To understand investor shyness, we must look a bit closer at India’s dream run of 2003-2008. That high growth phase was due to the stellar performance of one subsector and the opportunity it afforded a small minority to realise its aspirations. The year 2003-04 was the watershed for exports, particularly of services. Exports grew at 20-plus per cent a year until 2010. The share of other items including services was eight per cent in 2003-04 and 15 per cent two years later, on a base 50 per cent larger.
Indians have always had high aspirations; after 2003, some had the wherewithal to back them. They spent much larger proportions of their increased income fulfilling their desires. They bought cars, homes, appliances, clothes and accessories facilitated by ready credit. All these sectors registered double-digit annual growth, which caused the overall growth rate to gain momentum. That did not percolate deep and the rave party began winding down soon after the global recession of 2008. The Pranab Mukherjee stimulus of 2009-10 was too feeble to sustain it. The falling oil price bonanza in 2014-15 created the impression that the Indian elephant was again on the move, but the consumption-led boom was sputtering out. The sustained drop in gross domestic product growth for the last five quarters reflects this reality, as does a report in this paper (“Offline stores are unable to attract consumers”, September 29).
Why did this happen? A piece of folk wisdom, true nonetheless, says Bollywood films hit the box-office jackpot only through repeat audiences. This holds good for consumer goods, including durables, too. Lasting growth is possible only with a deepening of demand, that is, families using more gadgets and replacing them often. Indian consumers actually keep a fridge or a washing machine until it dies, air-condition one room, the whole family congregates around one flat TV. After market saturation, repeat demand is low and widening of markets difficult. Hence, the already installed capacity suffices to cater to the slow-growing market.
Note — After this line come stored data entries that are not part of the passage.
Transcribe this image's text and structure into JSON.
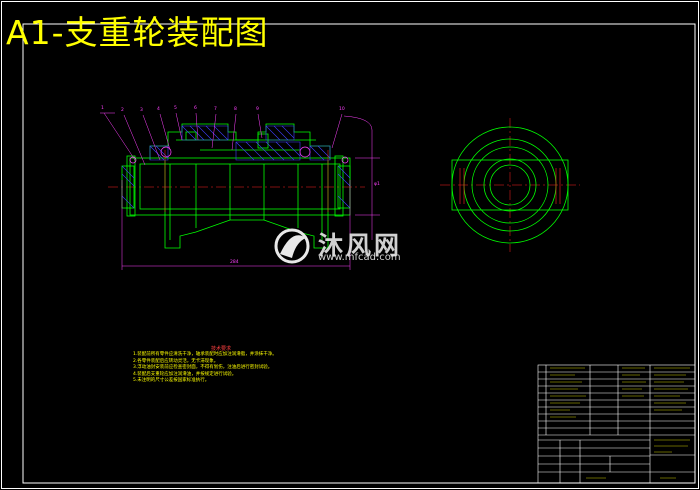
{
  "drawing": {
    "title": "A1-支重轮装配图",
    "watermark_brand": "沐风网",
    "watermark_url": "www.mfcad.com",
    "dim_length": "284",
    "dim_height": "φ1",
    "balloons": [
      "1",
      "2",
      "3",
      "4",
      "5",
      "6",
      "7",
      "8",
      "9",
      "10"
    ],
    "notes_title": "技术要求",
    "notes": [
      "1.装配前所有零件应清洗干净，轴承装配时应加注润滑脂，并涂抹干净。",
      "2.各零件装配后应转动灵活，无卡滞现象。",
      "3.浮动油封安装前应检查密封面，不得有划伤，注油后进行密封试验。",
      "4.装配后支重轮应加注润滑油，并按规定进行试验。",
      "5.未注明的尺寸公差按国家标准执行。"
    ]
  },
  "colors": {
    "frame": "#ffffff",
    "outline": "#00ff00",
    "center": "#ff2020",
    "dimension": "#ff40ff",
    "hatch": "#4040ff",
    "title": "#ffff00"
  },
  "icons": [
    "watermark-logo-icon"
  ]
}
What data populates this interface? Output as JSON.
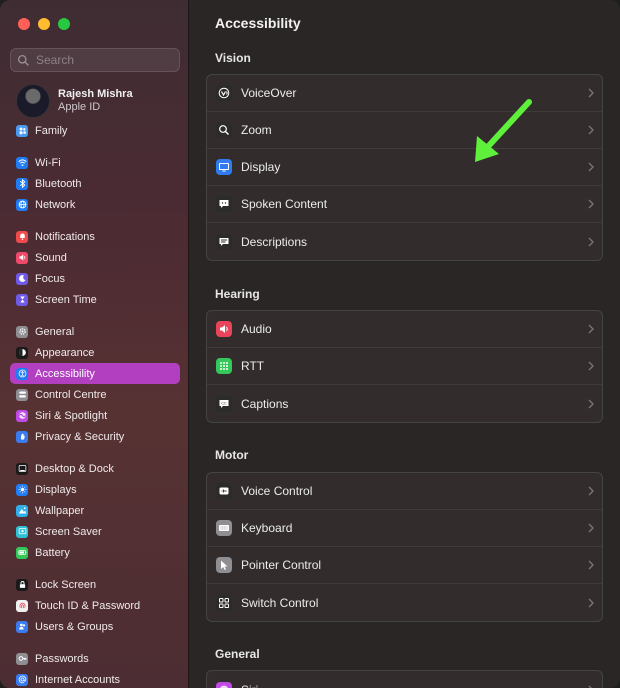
{
  "window": {
    "title": "Accessibility"
  },
  "search": {
    "placeholder": "Search"
  },
  "account": {
    "name": "Rajesh Mishra",
    "subtitle": "Apple ID"
  },
  "sidebar": {
    "items": [
      {
        "label": "Family",
        "icon": "family-icon",
        "color": "#4a9bf0"
      },
      {
        "label": "Wi-Fi",
        "icon": "wifi-icon",
        "color": "#1f7cf5",
        "gap_before": true
      },
      {
        "label": "Bluetooth",
        "icon": "bluetooth-icon",
        "color": "#1f7cf5"
      },
      {
        "label": "Network",
        "icon": "network-icon",
        "color": "#1f7cf5"
      },
      {
        "label": "Notifications",
        "icon": "bell-icon",
        "color": "#f04a4a",
        "gap_before": true
      },
      {
        "label": "Sound",
        "icon": "speaker-icon",
        "color": "#f04a6a"
      },
      {
        "label": "Focus",
        "icon": "moon-icon",
        "color": "#6e5ae6"
      },
      {
        "label": "Screen Time",
        "icon": "hourglass-icon",
        "color": "#6e5ae6"
      },
      {
        "label": "General",
        "icon": "gear-icon",
        "color": "#8e8e93",
        "gap_before": true
      },
      {
        "label": "Appearance",
        "icon": "appearance-icon",
        "color": "#1a1a1a"
      },
      {
        "label": "Accessibility",
        "icon": "accessibility-icon",
        "color": "#1f7cf5",
        "active": true
      },
      {
        "label": "Control Centre",
        "icon": "control-centre-icon",
        "color": "#8e8e93"
      },
      {
        "label": "Siri & Spotlight",
        "icon": "siri-icon",
        "color": "#c04ae6"
      },
      {
        "label": "Privacy & Security",
        "icon": "hand-icon",
        "color": "#3a7bf0"
      },
      {
        "label": "Desktop & Dock",
        "icon": "dock-icon",
        "color": "#1a1a1a",
        "gap_before": true
      },
      {
        "label": "Displays",
        "icon": "sun-icon",
        "color": "#1f7cf5"
      },
      {
        "label": "Wallpaper",
        "icon": "wallpaper-icon",
        "color": "#30b0e6"
      },
      {
        "label": "Screen Saver",
        "icon": "screensaver-icon",
        "color": "#30c0d6"
      },
      {
        "label": "Battery",
        "icon": "battery-icon",
        "color": "#34c759"
      },
      {
        "label": "Lock Screen",
        "icon": "lock-icon",
        "color": "#1a1a1a",
        "gap_before": true
      },
      {
        "label": "Touch ID & Password",
        "icon": "fingerprint-icon",
        "color": "#f0f0f0"
      },
      {
        "label": "Users & Groups",
        "icon": "users-icon",
        "color": "#3a7bf0"
      },
      {
        "label": "Passwords",
        "icon": "key-icon",
        "color": "#8e8e93",
        "gap_before": true
      },
      {
        "label": "Internet Accounts",
        "icon": "at-icon",
        "color": "#3a7bf0"
      }
    ]
  },
  "sections": {
    "vision": {
      "heading": "Vision",
      "rows": [
        {
          "label": "VoiceOver",
          "icon": "voiceover-icon",
          "color": "#2b2b2b"
        },
        {
          "label": "Zoom",
          "icon": "zoom-icon",
          "color": "#2b2b2b"
        },
        {
          "label": "Display",
          "icon": "display-icon",
          "color": "#2f7cf0"
        },
        {
          "label": "Spoken Content",
          "icon": "speech-bubble-icon",
          "color": "#2b2b2b"
        },
        {
          "label": "Descriptions",
          "icon": "descriptions-icon",
          "color": "#2b2b2b"
        }
      ]
    },
    "hearing": {
      "heading": "Hearing",
      "rows": [
        {
          "label": "Audio",
          "icon": "speaker-icon",
          "color": "#e8445a"
        },
        {
          "label": "RTT",
          "icon": "keypad-icon",
          "color": "#34c759"
        },
        {
          "label": "Captions",
          "icon": "captions-icon",
          "color": "#2b2b2b"
        }
      ]
    },
    "motor": {
      "heading": "Motor",
      "rows": [
        {
          "label": "Voice Control",
          "icon": "voice-control-icon",
          "color": "#2b2b2b"
        },
        {
          "label": "Keyboard",
          "icon": "keyboard-icon",
          "color": "#8e8e93"
        },
        {
          "label": "Pointer Control",
          "icon": "pointer-icon",
          "color": "#8e8e93"
        },
        {
          "label": "Switch Control",
          "icon": "switch-control-icon",
          "color": "#2b2b2b"
        }
      ]
    },
    "general": {
      "heading": "General",
      "rows": [
        {
          "label": "Siri",
          "icon": "siri-icon",
          "color": "#c04ae6"
        }
      ]
    }
  },
  "annotation": {
    "arrow_color": "#5ef03a"
  }
}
India attracted far too many players and brands rather quickly in the last decade. Mostly foreign-owned, they came here to exploit the emerging Indian market, not necessarily to use their Indian base for exports. Result: A vicious circle of quick market saturation, poor repeat purchase, no capacity expansion, falling economic growth, poorer income generation affecting further growth.
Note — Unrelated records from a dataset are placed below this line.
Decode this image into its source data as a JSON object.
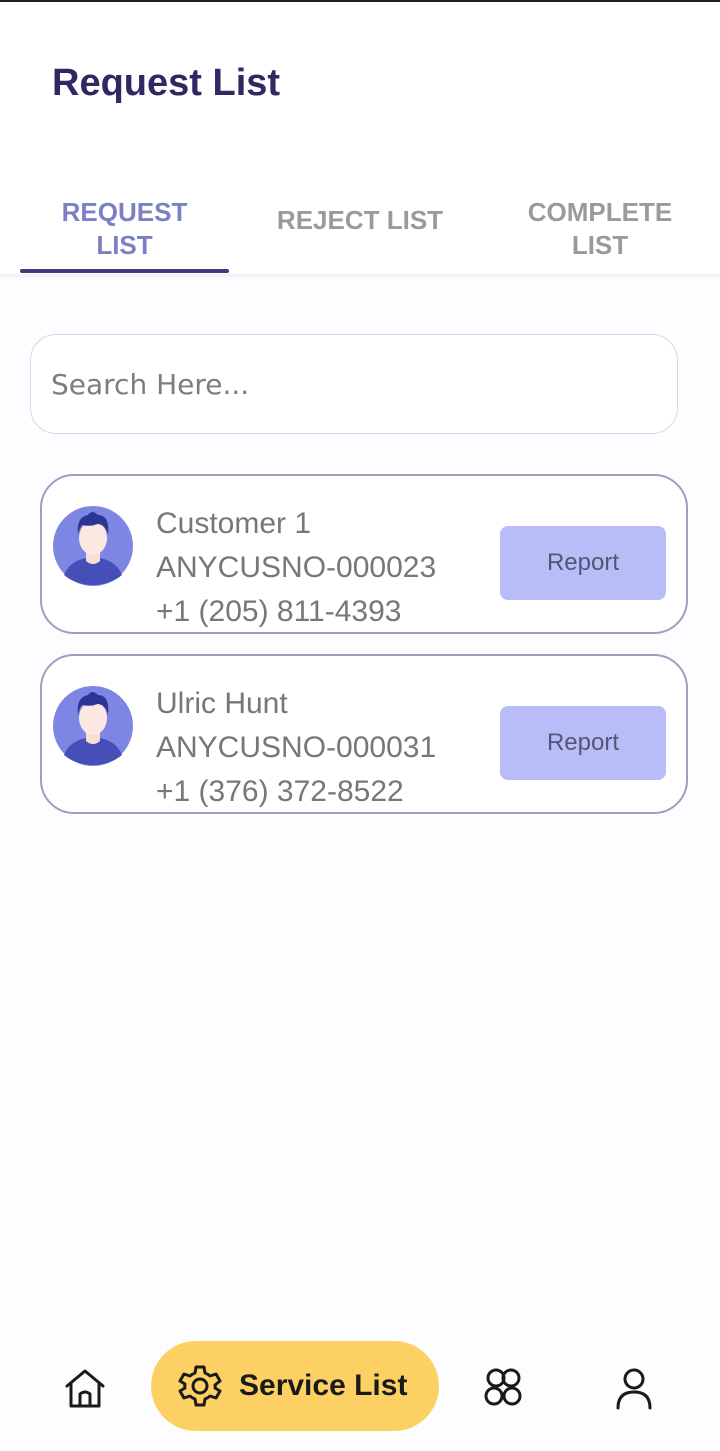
{
  "header": {
    "title": "Request List"
  },
  "tabs": [
    {
      "label": "REQUEST\nLIST",
      "line1": "REQUEST",
      "line2": "LIST",
      "active": true
    },
    {
      "label": "REJECT LIST",
      "line1": "REJECT LIST",
      "line2": "",
      "active": false
    },
    {
      "label": "COMPLETE\nLIST",
      "line1": "COMPLETE",
      "line2": "LIST",
      "active": false
    }
  ],
  "search": {
    "placeholder": "Search Here...",
    "value": ""
  },
  "requests": [
    {
      "name": "Customer 1",
      "customer_no": "ANYCUSNO-000023",
      "phone": "+1 (205) 811-4393",
      "action_label": "Report",
      "avatar_icon": "user-avatar-icon"
    },
    {
      "name": "Ulric Hunt",
      "customer_no": "ANYCUSNO-000031",
      "phone": "+1 (376) 372-8522",
      "action_label": "Report",
      "avatar_icon": "user-avatar-icon"
    }
  ],
  "bottom_nav": {
    "items": [
      {
        "icon": "home-icon",
        "label": ""
      },
      {
        "icon": "gear-icon",
        "label": "Service List",
        "active": true
      },
      {
        "icon": "groups-icon",
        "label": ""
      },
      {
        "icon": "profile-icon",
        "label": ""
      }
    ]
  },
  "colors": {
    "title": "#2f2862",
    "active_tab": "#7b80c4",
    "tab_indicator": "#3d3a78",
    "card_border": "#a09ec0",
    "report_button": "#b8bdf8",
    "nav_active_pill": "#fdd063"
  }
}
China ruthlessly forced foreign manufacturers wanting to set up shop in that country to allow market access to China-made goods abroad (for example, Chinese domination of phone handsets). India cannot or does not easily seek foreign markets and the West Asian spigot has turned off. Indian exports, even when competitive (for example, auto components), are handicapped by infrastructure bottlenecks making it difficult to adhere to deadlines. Everyone now functions on a just-in-time basis, so logistic efficiency is key to export success.
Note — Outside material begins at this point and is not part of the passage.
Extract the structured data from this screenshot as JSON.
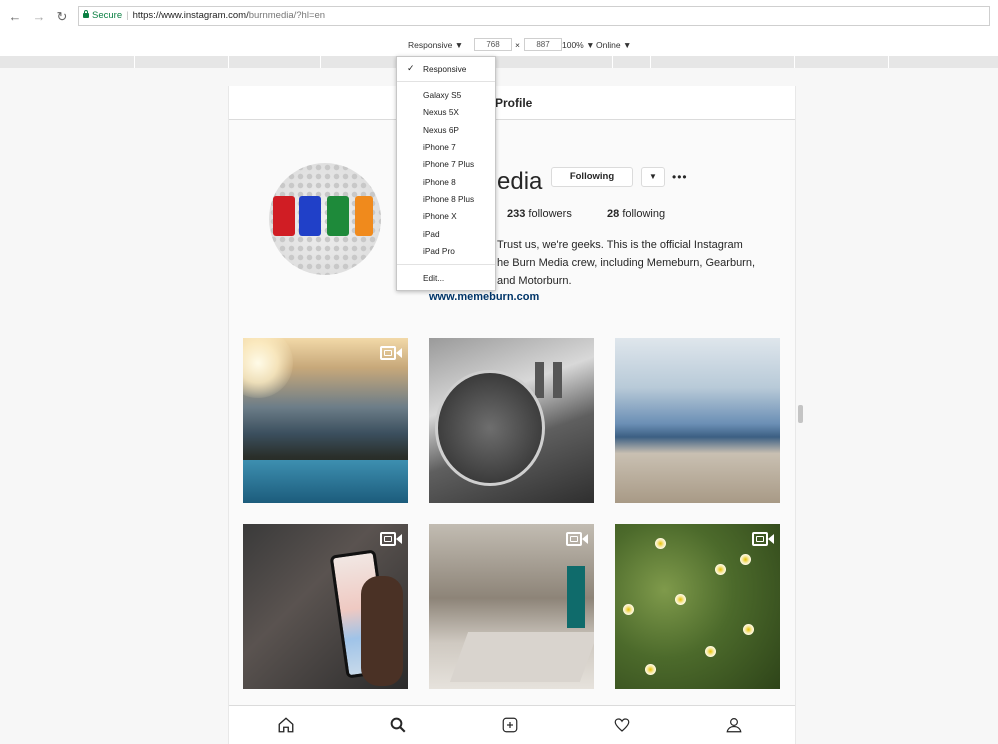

The slowdown may have been exacerbated lately by demonetisation or teething troubles in goods and services tax, but it is a phenomenon now going on for close to a decade.
The remedies suggested — fiscal stimulus, easier monetary policy, controlling banks’ non-performing assets — do not reckon with these realities. Everyone knows what happened when we last applied a stimulus and achieved a modest consumer boom in 1989-90: Foreign exchange reserves fell to $ 4 billion and Yashwant Sinha had to pledge gold to the Bank of England. Our best hope is that the recent rise in exports, especially of auto components and automobiles, though slow, will continue and accelerate. Anecdotal evidence from western India suggests that some smaller manufacturers are planning capacity expansion. These green shoots need nurturing.
Sherlock Holmes cracked the case of a racehorse stolen at night by observing that the watchdog did not bark. He presumed that the dog knew the perpetrator. The watchdogs of the Indian economy have not been barking, and it is high time we noticed it.